Due ore e mezza di battaglia campale attorno alla contestazione di aver incaricato un clan per l'attacchinaggio elettorale e per il voto di scambio. La prima vera udienza del processo «Scheggia» diventa lo spartiacque tra quello che la città, la sua provincia, sono state nella terribile primavera del 2016 e ciò da cui, forse, si salveranno.
L'odiato cugino
Tutti e cinque gli imputati erano in aula ieri mattina, in presenza l'ex consigliera regionale Gina Cetrone e l'ex marito Umberto Pagliaroli, collegati dal carcere Armando Di Silvio e i figli Samuele e Gianluca ad ascoltare il teste chiave, sempre lui, Renato Pugliese, l'odiato pentito della famiglia. Il collaboratore di giustizia parla spedito da una località protetta e alle domande del pubblico ministero Luigia Spinelli risponde ricostruendo un mondo che ormai molti hanno imparato a conoscere ma che ripetuto lì, nell'aula della Corte d'Assise del Tribunale di Latina, fa comunque un certo effetto. Pugliese ribadisce di aver conosciuto la Cetrone e di essere stato nel suo studio di Terracina durante la campagna elettorale per le comunali, si ricorda il nome della lista civica «Si cambia» e di un candidato in particolare, Gianni Tramentozzi. «Era il direttore del carcere e quindi lo conoscevamo». In realtà era una guardia carceraria e nel 2018 è stato arrestato nell'ambito dell'inchiesta per la corruzione in via Aspromonte.
La paura
Il pubblico ministero insiste molto nel chiedere i motivi per i quali Pugliese si è pentito: «La strada non faceva più per me e avevo paura di essere ucciso come il mio amico Massimiliano Moro. Ormai davo fastidio, sapevo troppe cose. La prima volta che sono finito dentro a Casal del Marmo avevo 15 anni, insieme a Pasquale Giuseppe Di Silvio. Non ero uno qualunque, sapevo il fatto mio, ero comunque il figlio di Costantino Cha Cha. Non dico per vantarmi ma non ero mica l'ultimo arrivato». Poi fornisce una valanga di informazioni sul mondo zingaro, violento e potente, di Latina, alcune persino ultronee rispetto al capo di imputazione che regge il processo. Ciò che conta riguarda l'attività svolta in campagna elettorale. Conferma di essere stato portato a Terracina da Agostino Riccardo e che lì c'è stato prima un confronto serrato con gli altri attacchini della lista di Procaccini, per poi trovare un accordo «perché quando dicevamo che noi eravamo i Di Silvio non c'era niente da fare, tutti si arrendevano».

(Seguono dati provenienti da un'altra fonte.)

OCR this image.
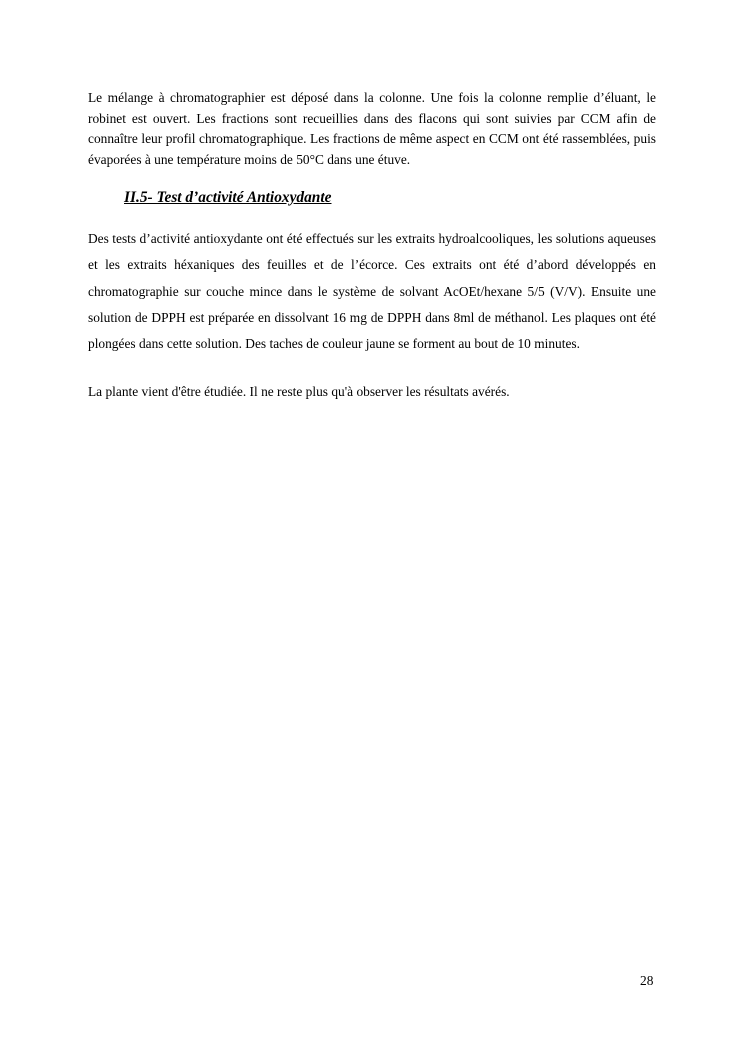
Le mélange à chromatographier est déposé dans la colonne. Une fois la colonne remplie d’éluant, le robinet est ouvert. Les fractions sont recueillies dans des flacons qui sont suivies par CCM afin de connaître leur profil chromatographique. Les fractions de même aspect en CCM ont été rassemblées, puis évaporées à une température moins de 50°C dans une étuve.

II.5- Test d’activité Antioxydante

Des tests d’activité antioxydante ont été effectués sur les extraits hydroalcooliques, les solutions aqueuses et les extraits héxaniques des feuilles et de l’écorce. Ces extraits ont été d’abord développés en chromatographie sur couche mince dans le système de solvant AcOEt/hexane 5/5 (V/V). Ensuite une solution de DPPH est préparée en dissolvant 16 mg de DPPH dans 8ml de méthanol. Les plaques ont été plongées dans cette solution. Des taches de couleur jaune se forment au bout de 10 minutes.

La plante vient d'être étudiée. Il ne reste plus qu'à observer les résultats avérés.

28
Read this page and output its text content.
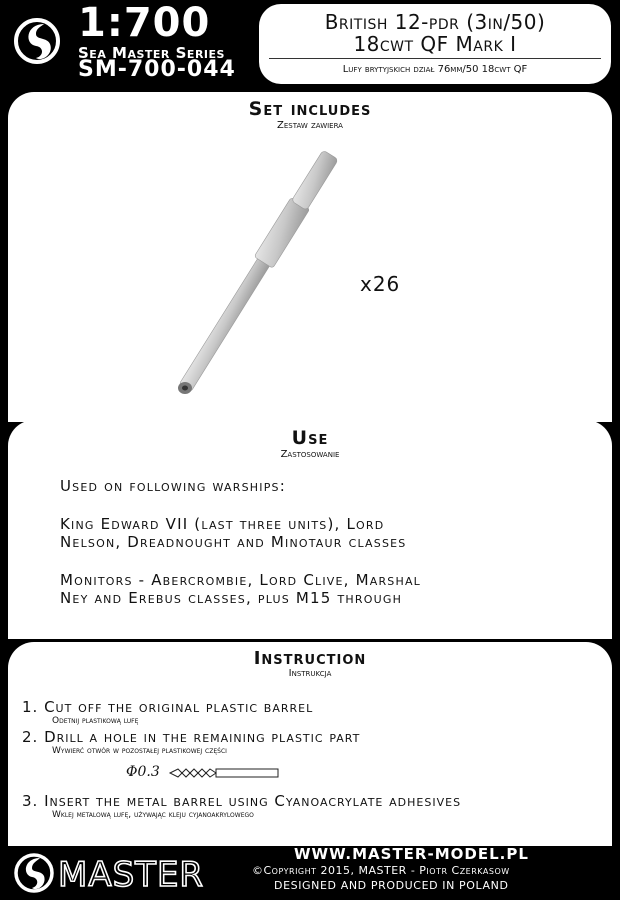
1:700
Sea Master Series
SM-700-044
British 12-pdr (3in/50)
18cwt QF Mark I
Lufy brytyjskich dział 76mm/50 18cwt QF
Set includes
Zestaw zawiera
x26
Use
Zastosowanie
Used on following warships:
King Edward VII (last three units), Lord
Nelson, Dreadnought and Minotaur classes
Monitors - Abercrombie, Lord Clive, Marshal
Ney and Erebus classes, plus M15 through
Instruction
Instrukcja
1. Cut off the original plastic barrel
Odetnij plastikową lufę
2. Drill a hole in the remaining plastic part
Wywierć otwór w pozostałej plastikowej części
Φ0.3
3. Insert the metal barrel using Cyanoacrylate adhesives
Wklej metalową lufę, używając kleju cyjanoakrylowego
MASTER
WWW.MASTER-MODEL.PL
©Copyright 2015, MASTER - Piotr Czerkasow
DESIGNED AND PRODUCED IN POLAND
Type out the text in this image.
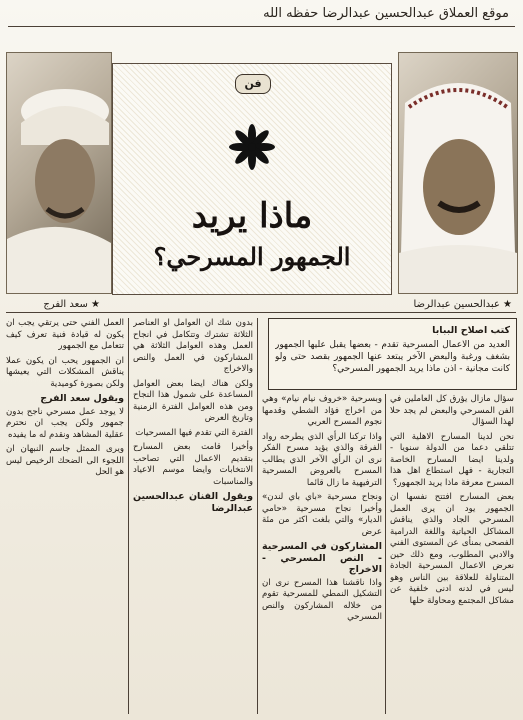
موقع العملاق عبدالحسين عبدالرضا حفظه الله
★ سعد الفرج
فن
ماذا يريد
الجمهور المسرحي؟
★ عبدالحسين عبدالرضا
كتب اصلاح الببابا

العديد من الاعمال المسرحية تقدم - بعضها يقبل عليها الجمهور بشغف ورغبة والبعض الآخر يبتعد عنها الجمهور بقصد حتى ولو كانت مجانية - اذن ماذا يريد الجمهور المسرحي؟

سؤال مازال يؤرق كل العاملين في الفن المسرحي والبعض لم يجد حلا لهذا السؤال

نحن لدينا المسارح الاهلية التي تتلقى دعما من الدولة سنويا - ولدينا ايضا المسارح الخاصة التجارية - فهل استطاع اهل هذا المسرح معرفة ماذا يريد الجمهور؟

بعض المسارح افتتح نفسها ان الجمهور يود ان يرى العمل المسرحي الجاد والذي يناقش المشاكل الحياتية واللغة الدرامية الفصحى بمنأى عن المستوى الفني والادبي المطلوب، ومع ذلك حين نعرض الاعمال المسرحية الجادة المتناولة للعلاقة بين الناس وهو ليس في لدنه ادنى خلفية عن مشاكل المجتمع ومحاولة حلها

وبسرحية «خروف نيام نيام» وهي من اخراج فؤاد الشطي وقدمها نجوم المسرح العربي

واذا تركنا الرأي الذي يطرحه رواد الفرقة والذي يؤيد مسرح الفكر نرى ان الرأي الآخر الذي يطالب المسرح بالعروض المسرحية الترفيهية ما زال قائما

ونجاح مسرحية «باي باي لندن» وأخيرا نجاح مسرحية «حامي الديار» والتي بلغت اكثر من مئة عرض

المشاركون في المسرحية - النص المسرحي - الاخراج

واذا ناقشنا هذا المسرح نرى ان التشكيل النمطي للمسرحية تقوم من خلاله المشاركون والنص المسرحي

بدون شك ان العوامل او العناصر الثلاثة تشترك وتتكامل في انجاح العمل وهذه العوامل الثلاثة هي المشاركون في العمل والنص والاخراج

ولكن هناك ايضا بعض العوامل المساعدة على شمول هذا النجاح ومن هذه العوامل الفترة الزمنية وتاريخ العرض

الفترة التي تقدم فيها المسرحيات

وأخيرا قامت بعض المسارح بتقديم الاعمال التي تصاحب الانتخابات وايضا موسم الاعياد والمناسبات

ويقول الفنان عبدالحسين عبدالرضا

العمل الفني حتى يرتقي يجب ان يكون له قيادة فنية تعرف كيف تتعامل مع الجمهور

ان الجمهور يحب ان يكون عملا يناقش المشكلات التي يعيشها ولكن بصورة كوميدية

ويقول سعد الفرج

لا يوجد عمل مسرحي ناجح بدون جمهور ولكن يجب ان نحترم عقلية المشاهد ونقدم له ما يفيده

ويرى الممثل جاسم النبهان ان اللجوء الى الضحك الرخيص ليس هو الحل
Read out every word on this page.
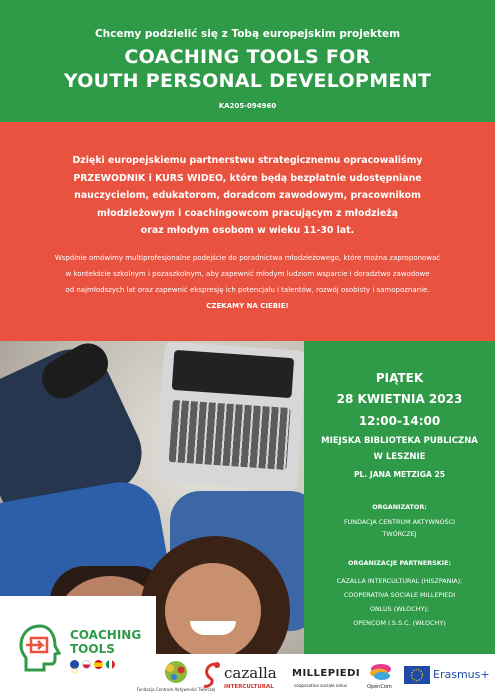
Chcemy podzielić się z Tobą europejskim projektem
COACHING TOOLS FOR
YOUTH PERSONAL DEVELOPMENT
KA205-094960
Dzięki europejskiemu partnerstwu strategicznemu opracowaliśmy
PRZEWODNIK i KURS WIDEO, które będą bezpłatnie udostępniane
nauczycielom, edukatorom, doradcom zawodowym, pracownikom
młodzieżowym i coachingowcom pracującym z młodzieżą
oraz młodym osobom w wieku 11-30 lat.
Wspólnie omówimy multiprofesjonalne podejście do poradnictwa młodzieżowego, które można zaproponować
w kontekście szkolnym i pozaszkolnym, aby zapewnić młodym ludziom wsparcie i doradztwo zawodowe
od najmłodszych lat oraz zapewnić ekspresję ich potencjału i talentów, rozwój osobisty i samopoznanie.
CZEKAMY NA CIEBIE!
PIĄTEK
28 KWIETNIA 2023
12:00-14:00
MIEJSKA BIBLIOTEKA PUBLICZNA
W LESZNIE
PL. JANA METZIGA 25
ORGANIZATOR:
FUNDACJA CENTRUM AKTYWNOŚCI
TWÓRCZEJ
ORGANIZACJE PARTNERSKIE:
CAZALLA INTERCULTURAL (HISZPANIA);
COOPERATIVA SOCIALE MILLEPIEDI
ONLUS (WŁOCHY);
OPENCOM I.S.S.C. (WŁOCHY)
COACHING
TOOLS
Fundacja Centrum Aktywności Twórczej
cazalla
INTERCULTURAL
MILLEPIEDI
cooperativa sociale onlus	OpenCom
Erasmus+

L'obiettivo era quello di coprire il maggior numero di spazi possibili, inclusi quelli abusivi. «Il 70 per cento a noi, cioè a Gina Cetrone, e il resto agli altri, perché il marito ci aveva detto che voleva vedere solo i suoi manifesti sul posto».
Manifestopoli
Per descrivere il coinvolgimento diretto di Armando Di Silvio il pentito dice che «Agostino Riccardo offrì il business della politica ad Armando perché lui conosceva gente e poi in quel momento c'era spazio. Infatti Francesco Viola, cognato dei Travali, che si era sempre occupato di politica era in carcere». Parla del compenso: 12mila euro per la campagna elettorale di Gina Cetrone; ma sottolinea che lui non ha avuto tutta la sua parte, forse perché Riccardo fece il furbo e si tenne una «stecca». Dove venivano prese tutte queste decisioni? Renato Pugliese indica Campo Boario, il feudo dei Di Silvio, come la piattaforma decisionale, luogo impenetrabile a chiunque, persino ai Ciarelli, tanto che per l'affitto di un appartamento si sfiorò la guerriglia.